A Milano ci sono seimila residenze fittizie di persone che abitano in città ma che non riescono ad avere, per diversi motivi, un alloggio ufficiale. L’amministrazione dal 2019 ha attivato il servizio ResidenzaMi, che, attraverso indirizzi di case comunali o sportelli gestiti dal terzo settore per suo conto, permette di registrare in quei luoghi la propria residenza. Era pensato soprattutto per le persone senza fissa dimora ma nel tempo si è scoperto che a usufruirne è anche chi non ha un contratto d’affitto regolare o vive in un posto letto in una stanza. “Il numero di persone che usano il servizio è cresciuto nel tempo, questo anche perché non è usato solo dalle persone senza fissa dimora: stiamo cercando di provare a distinguere in modo più preciso i casi sociali legati alla grave marginalità adulta da tutte le altre richieste”, spiega l’assessore al Welfare del Comune di Milano, Lamberto Bertolé.
La residenza è fondamentale per poter accedere a una serie di diritti, come per esempio l’assistenza sanitaria: “Una persona che ha problemi di tossicodipendenza per essere presa in carico dal sistema sanitario regionale e inviata in una comunità terapeutica deve avere una residenza. Come Comune ci siamo occupati di alcune decine di casi di persone che volevano intraprendere un percorso terapeutico ma questo scoglio burocratico era difficile da superare”, prosegue l’assessore. Ci sono al momento cinque sportelli in città dove rivolgersi per questo servizio: via Strehler (nel Municipio 1), via Oglio (nel Municipio 4), viale Tibaldi (nel Municipio 5), viale Legioni Romane (Municipio 6) e via Quarenghi (Municipio 8).
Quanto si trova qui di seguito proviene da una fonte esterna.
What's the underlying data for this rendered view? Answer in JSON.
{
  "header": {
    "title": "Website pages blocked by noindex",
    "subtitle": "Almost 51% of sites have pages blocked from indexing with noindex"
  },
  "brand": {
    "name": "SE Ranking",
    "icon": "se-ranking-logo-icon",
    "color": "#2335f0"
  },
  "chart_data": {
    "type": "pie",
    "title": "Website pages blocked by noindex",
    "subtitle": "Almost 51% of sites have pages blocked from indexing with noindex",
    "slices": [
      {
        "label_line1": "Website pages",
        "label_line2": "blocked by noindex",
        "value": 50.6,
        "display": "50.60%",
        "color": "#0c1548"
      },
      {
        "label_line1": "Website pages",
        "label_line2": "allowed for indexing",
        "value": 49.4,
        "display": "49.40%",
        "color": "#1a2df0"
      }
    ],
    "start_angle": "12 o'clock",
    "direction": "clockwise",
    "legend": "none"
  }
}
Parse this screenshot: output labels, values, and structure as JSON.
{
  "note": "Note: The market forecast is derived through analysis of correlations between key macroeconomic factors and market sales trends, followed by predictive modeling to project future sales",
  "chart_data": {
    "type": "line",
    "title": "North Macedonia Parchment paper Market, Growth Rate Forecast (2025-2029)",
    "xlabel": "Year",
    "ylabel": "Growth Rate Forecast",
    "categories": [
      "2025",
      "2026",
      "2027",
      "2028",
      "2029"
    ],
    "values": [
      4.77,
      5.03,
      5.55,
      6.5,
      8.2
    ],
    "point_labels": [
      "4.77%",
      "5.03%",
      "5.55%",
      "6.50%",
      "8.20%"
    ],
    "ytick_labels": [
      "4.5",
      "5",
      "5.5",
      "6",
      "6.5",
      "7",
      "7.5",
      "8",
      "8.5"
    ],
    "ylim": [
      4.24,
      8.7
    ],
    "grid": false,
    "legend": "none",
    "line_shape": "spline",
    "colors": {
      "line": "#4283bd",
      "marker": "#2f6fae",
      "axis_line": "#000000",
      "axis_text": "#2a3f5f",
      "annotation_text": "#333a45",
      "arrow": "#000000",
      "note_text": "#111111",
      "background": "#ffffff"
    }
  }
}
Da Palazzo Marino fanno sapere che sono già stati individuati due spazi per poter ospitare il servizio anche nel Municipio 2 e 9, che apriranno a breve.
La residenza è una porta d’accesso per i diritti
Avere la residenza permette di richiedere documenti come la carta di identità o la tessera sanitaria e di godere di alcuni diritti fondamentali: dalla salute (come la scelta del medico di base) all’istruzione, dal lavoro al voto, oltre ad avere un luogo dove ricevere la posta ed essere rintracciabile. Il progetto ResidenzaMi è gestito dalla dimora della carità in associazione temporanea di impresa con Caritas Ambrosiana e Cooperativa Farsi prossimo. Per accedere agli sportelli si deve presentare una relazione redatta dai servizi sociali che certifica la permanenza fisica su un territorio da almeno sei mesi. Chi non è in carico ai servizi può presentarsi al cosiddetto “sportello filtro” nella sede della dimora della carità in via Francesco Brambilla o al Centro Sammartini.
“La legge italiana prevede la possibilità di avere la residenza se la persona presenta un rogito o un contratto di affitto regolare , quindi molti fragili sono esclusi, creando di fatto una contraddizione perché la residenza dovrebbe essere il luogo dove si vive – spiega Fiorenzo De Molli, responsabile degli sportelli ResidenzaMi – di fatto è proibito darla a chi ha un affitto in nero, a chi vive in un pensionato o in spazi impropri e luoghi di fortuna, a chi ad esempio abitava in una dimora popolare con i genitori, si è sposato e poi ha divorziato e ora è obbligato a tornare in famiglia. Si era regolamentato in questo modo per la sicurezza, ma in questo senso siamo di fronte a un autogol: non sai nemmeno chi vive davvero negli appartamenti” .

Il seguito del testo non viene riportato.